Figure 5.

The C-terminal Nup53 membrane binding site is essential for interphasic nuclear pore complex (NPC) formation. (A) Nuclei were preassembled in mock or Nup53-depleted extracts supplemented with wild-type full-length protein (1–320), constructs with a mutated N-terminal membrane binding site (1–320 R105E/K106E, 1–320 S94E/T100E), or constructs lacking the C-terminal membrane interaction site (1–319, 1–312), respectively. After 90 min, the samples were supplemented with cytosol depleted of Nup53 and FG-containing nucleoporins. After 60 min, FITC-labelled 70-kDa dextran and Hoechst was added. Bar: 10 μm. The right panel shows the quantitation of three independent experiments with >300 randomly chosen chromatin substrates per sample. Error bars represent the range. (B) Nuclei were assembled in Nup53-depleted extracts supplemented with wild-type full-length protein (1–320), a construct with a mutated N-terminal membrane binding site (1–320 R105E/K106E), or a construct lacking the last C-terminal amino acid (1–319), respectively, for 120 min.
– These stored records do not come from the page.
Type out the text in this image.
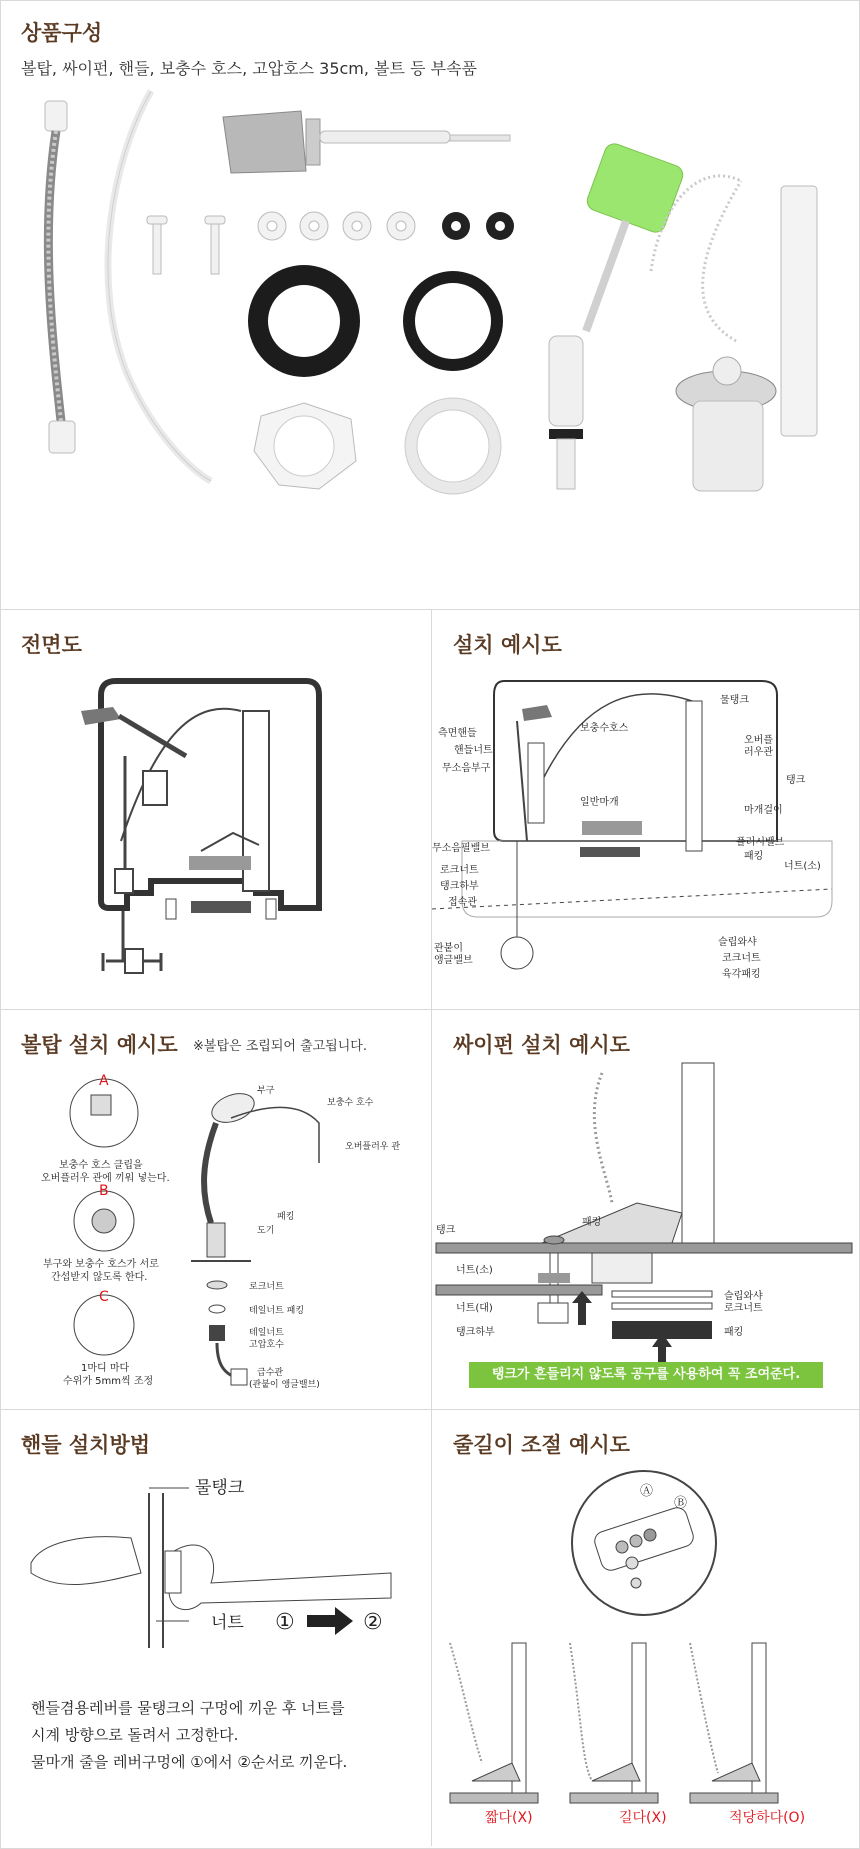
상품구성
볼탑, 싸이펀, 핸들, 보충수 호스, 고압호스 35cm, 볼트 등 부속품
전면도	설치 예시도
측면핸들
핸들너트
무소음부구
보충수호스
물탱크
오버플 러우관
탱크
일반마개
마개걸이
플러시밸브
패킹
무소음필밸브
로크너트
탱크하부
접속관
너트(소)
슬립와샤
코크너트
육각패킹
관붙이 앵글밸브
볼탑 설치 예시도 ※볼탑은 조립되어 출고됩니다.
A
보충수 호스 클립을
오버플러우 관에 끼워 넣는다.
B
부구와 보충수 호스가 서로
간섭받지 않도록 한다.
C
1마디 마다
수위가 5mm씩 조정
부구
보충수 호수
오버플러우 관
패킹
도기
로크너트
테일너트 패킹
테일너트
고압호수
급수관
(관붙이 앵글밸브)
싸이펀 설치 예시도
탱크
패킹
너트(소)
너트(대)
탱크하부
슬립와샤
로크너트
패킹
탱크가 흔들리지 않도록 공구를 사용하여 꼭 조여준다.
핸들 설치방법
물탱크
너트 ①	②
핸들겸용레버를 물탱크의 구멍에 끼운 후 너트를
시계 방향으로 돌려서 고정한다.
물마개 줄을 레버구멍에 ①에서 ②순서로 끼운다.
줄길이 조절 예시도
Ⓐ
Ⓑ
짧다(X)	길다(X)	적당하다(O)
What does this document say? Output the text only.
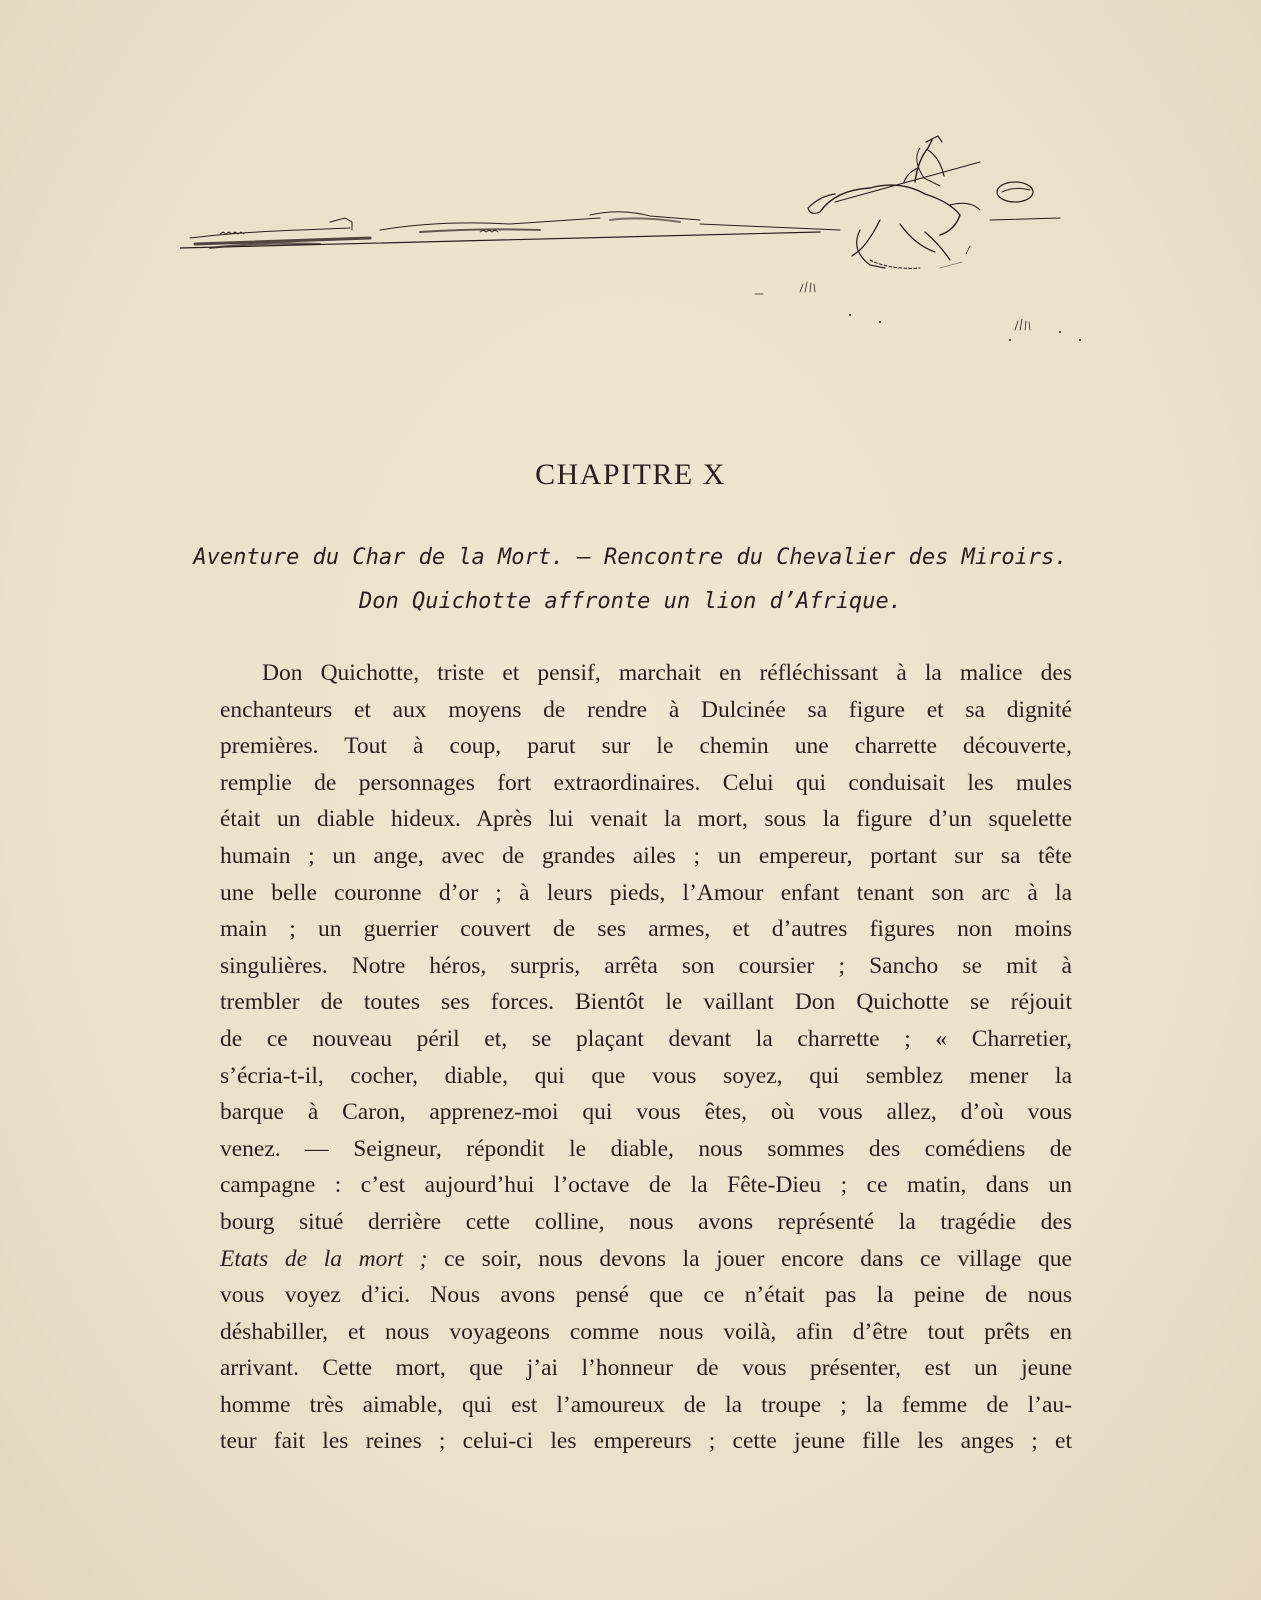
CHAPITRE X
Aventure du Char de la Mort. — Rencontre du Chevalier des Miroirs.
Don Quichotte affronte un lion d’Afrique.
Don Quichotte, triste et pensif, marchait en réfléchissant à la malice des
enchanteurs et aux moyens de rendre à Dulcinée sa figure et sa dignité
premières. Tout à coup, parut sur le chemin une charrette découverte,
remplie de personnages fort extraordinaires. Celui qui conduisait les mules
était un diable hideux. Après lui venait la mort, sous la figure d’un squelette
humain ; un ange, avec de grandes ailes ; un empereur, portant sur sa tête
une belle couronne d’or ; à leurs pieds, l’Amour enfant tenant son arc à la
main ; un guerrier couvert de ses armes, et d’autres figures non moins
singulières. Notre héros, surpris, arrêta son coursier ; Sancho se mit à
trembler de toutes ses forces. Bientôt le vaillant Don Quichotte se réjouit
de ce nouveau péril et, se plaçant devant la charrette ; « Charretier,
s’écria-t-il, cocher, diable, qui que vous soyez, qui semblez mener la
barque à Caron, apprenez-moi qui vous êtes, où vous allez, d’où vous
venez. — Seigneur, répondit le diable, nous sommes des comédiens de
campagne : c’est aujourd’hui l’octave de la Fête-Dieu ; ce matin, dans un
bourg situé derrière cette colline, nous avons représenté la tragédie des
Etats de la mort ; ce soir, nous devons la jouer encore dans ce village que
vous voyez d’ici. Nous avons pensé que ce n’était pas la peine de nous
déshabiller, et nous voyageons comme nous voilà, afin d’être tout prêts en
arrivant. Cette mort, que j’ai l’honneur de vous présenter, est un jeune
homme très aimable, qui est l’amoureux de la troupe ; la femme de l’au-
teur fait les reines ; celui-ci les empereurs ; cette jeune fille les anges ; et
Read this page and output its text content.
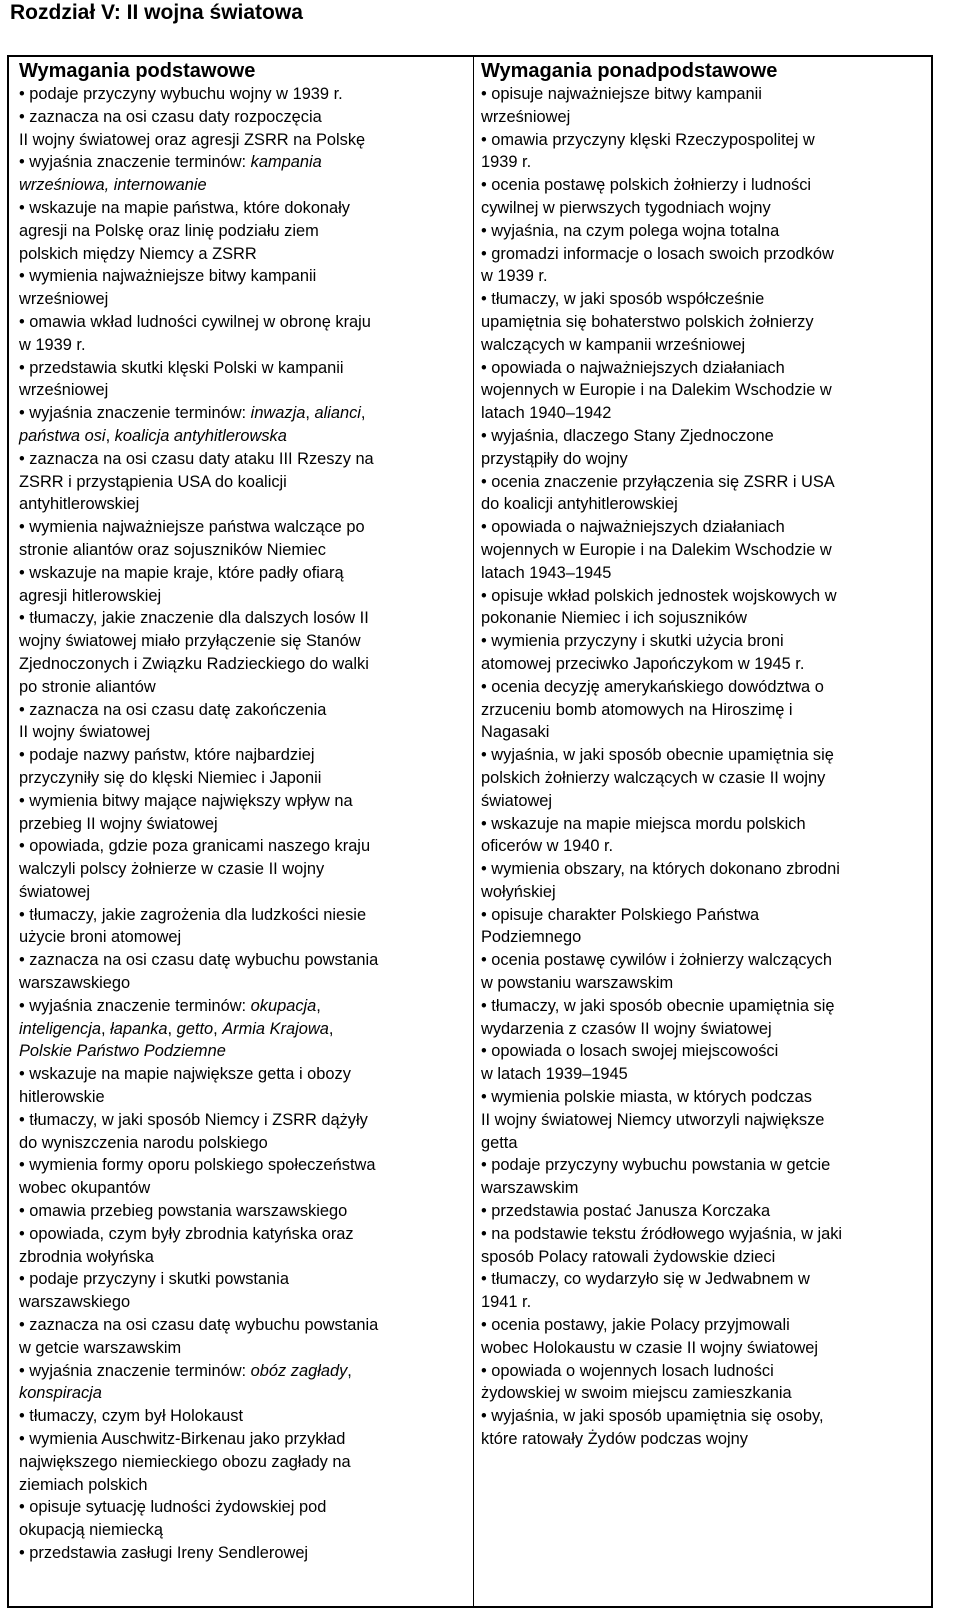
Rozdział V: II wojna światowa
Wymagania podstawowe
• podaje przyczyny wybuchu wojny w 1939 r.
• zaznacza na osi czasu daty rozpoczęcia
II wojny światowej oraz agresji ZSRR na Polskę
• wyjaśnia znaczenie terminów: kampania
wrześniowa, internowanie
• wskazuje na mapie państwa, które dokonały
agresji na Polskę oraz linię podziału ziem
polskich między Niemcy a ZSRR
• wymienia najważniejsze bitwy kampanii
wrześniowej
• omawia wkład ludności cywilnej w obronę kraju
w 1939 r.
• przedstawia skutki klęski Polski w kampanii
wrześniowej
• wyjaśnia znaczenie terminów: inwazja, alianci,
państwa osi, koalicja antyhitlerowska
• zaznacza na osi czasu daty ataku III Rzeszy na
ZSRR i przystąpienia USA do koalicji
antyhitlerowskiej
• wymienia najważniejsze państwa walczące po
stronie aliantów oraz sojuszników Niemiec
• wskazuje na mapie kraje, które padły ofiarą
agresji hitlerowskiej
• tłumaczy, jakie znaczenie dla dalszych losów II
wojny światowej miało przyłączenie się Stanów
Zjednoczonych i Związku Radzieckiego do walki
po stronie aliantów
• zaznacza na osi czasu datę zakończenia
II wojny światowej
• podaje nazwy państw, które najbardziej
przyczyniły się do klęski Niemiec i Japonii
• wymienia bitwy mające największy wpływ na
przebieg II wojny światowej
• opowiada, gdzie poza granicami naszego kraju
walczyli polscy żołnierze w czasie II wojny
światowej
• tłumaczy, jakie zagrożenia dla ludzkości niesie
użycie broni atomowej
• zaznacza na osi czasu datę wybuchu powstania
warszawskiego
• wyjaśnia znaczenie terminów: okupacja,
inteligencja, łapanka, getto, Armia Krajowa,
Polskie Państwo Podziemne
• wskazuje na mapie największe getta i obozy
hitlerowskie
• tłumaczy, w jaki sposób Niemcy i ZSRR dążyły
do wyniszczenia narodu polskiego
• wymienia formy oporu polskiego społeczeństwa
wobec okupantów
• omawia przebieg powstania warszawskiego
• opowiada, czym były zbrodnia katyńska oraz
zbrodnia wołyńska
• podaje przyczyny i skutki powstania
warszawskiego
• zaznacza na osi czasu datę wybuchu powstania
w getcie warszawskim
• wyjaśnia znaczenie terminów: obóz zagłady,
konspiracja
• tłumaczy, czym był Holokaust
• wymienia Auschwitz-Birkenau jako przykład
największego niemieckiego obozu zagłady na
ziemiach polskich
• opisuje sytuację ludności żydowskiej pod
okupacją niemiecką
• przedstawia zasługi Ireny Sendlerowej
Wymagania ponadpodstawowe
• opisuje najważniejsze bitwy kampanii
wrześniowej
• omawia przyczyny klęski Rzeczypospolitej w
1939 r.
• ocenia postawę polskich żołnierzy i ludności
cywilnej w pierwszych tygodniach wojny
• wyjaśnia, na czym polega wojna totalna
• gromadzi informacje o losach swoich przodków
w 1939 r.
• tłumaczy, w jaki sposób współcześnie
upamiętnia się bohaterstwo polskich żołnierzy
walczących w kampanii wrześniowej
• opowiada o najważniejszych działaniach
wojennych w Europie i na Dalekim Wschodzie w
latach 1940–1942
• wyjaśnia, dlaczego Stany Zjednoczone
przystąpiły do wojny
• ocenia znaczenie przyłączenia się ZSRR i USA
do koalicji antyhitlerowskiej
• opowiada o najważniejszych działaniach
wojennych w Europie i na Dalekim Wschodzie w
latach 1943–1945
• opisuje wkład polskich jednostek wojskowych w
pokonanie Niemiec i ich sojuszników
• wymienia przyczyny i skutki użycia broni
atomowej przeciwko Japończykom w 1945 r.
• ocenia decyzję amerykańskiego dowództwa o
zrzuceniu bomb atomowych na Hiroszimę i
Nagasaki
• wyjaśnia, w jaki sposób obecnie upamiętnia się
polskich żołnierzy walczących w czasie II wojny
światowej
• wskazuje na mapie miejsca mordu polskich
oficerów w 1940 r.
• wymienia obszary, na których dokonano zbrodni
wołyńskiej
• opisuje charakter Polskiego Państwa
Podziemnego
• ocenia postawę cywilów i żołnierzy walczących
w powstaniu warszawskim
• tłumaczy, w jaki sposób obecnie upamiętnia się
wydarzenia z czasów II wojny światowej
• opowiada o losach swojej miejscowości
w latach 1939–1945
• wymienia polskie miasta, w których podczas
II wojny światowej Niemcy utworzyli największe
getta
• podaje przyczyny wybuchu powstania w getcie
warszawskim
• przedstawia postać Janusza Korczaka
• na podstawie tekstu źródłowego wyjaśnia, w jaki
sposób Polacy ratowali żydowskie dzieci
• tłumaczy, co wydarzyło się w Jedwabnem w
1941 r.
• ocenia postawy, jakie Polacy przyjmowali
wobec Holokaustu w czasie II wojny światowej
• opowiada o wojennych losach ludności
żydowskiej w swoim miejscu zamieszkania
• wyjaśnia, w jaki sposób upamiętnia się osoby,
które ratowały Żydów podczas wojny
Where indicated, de novo NPC assembly was blocked by the addition of 2 μM importin β after 50 min and nuclei were further incubated for 70 min. For each construct, total NPC numbers per nucleus identified by mAB414 immunofluorescence were quantified from 20 nuclei in 2 independent experiments and normalized to the wild-type full-length protein. Error bars represent the s.e. of the mean.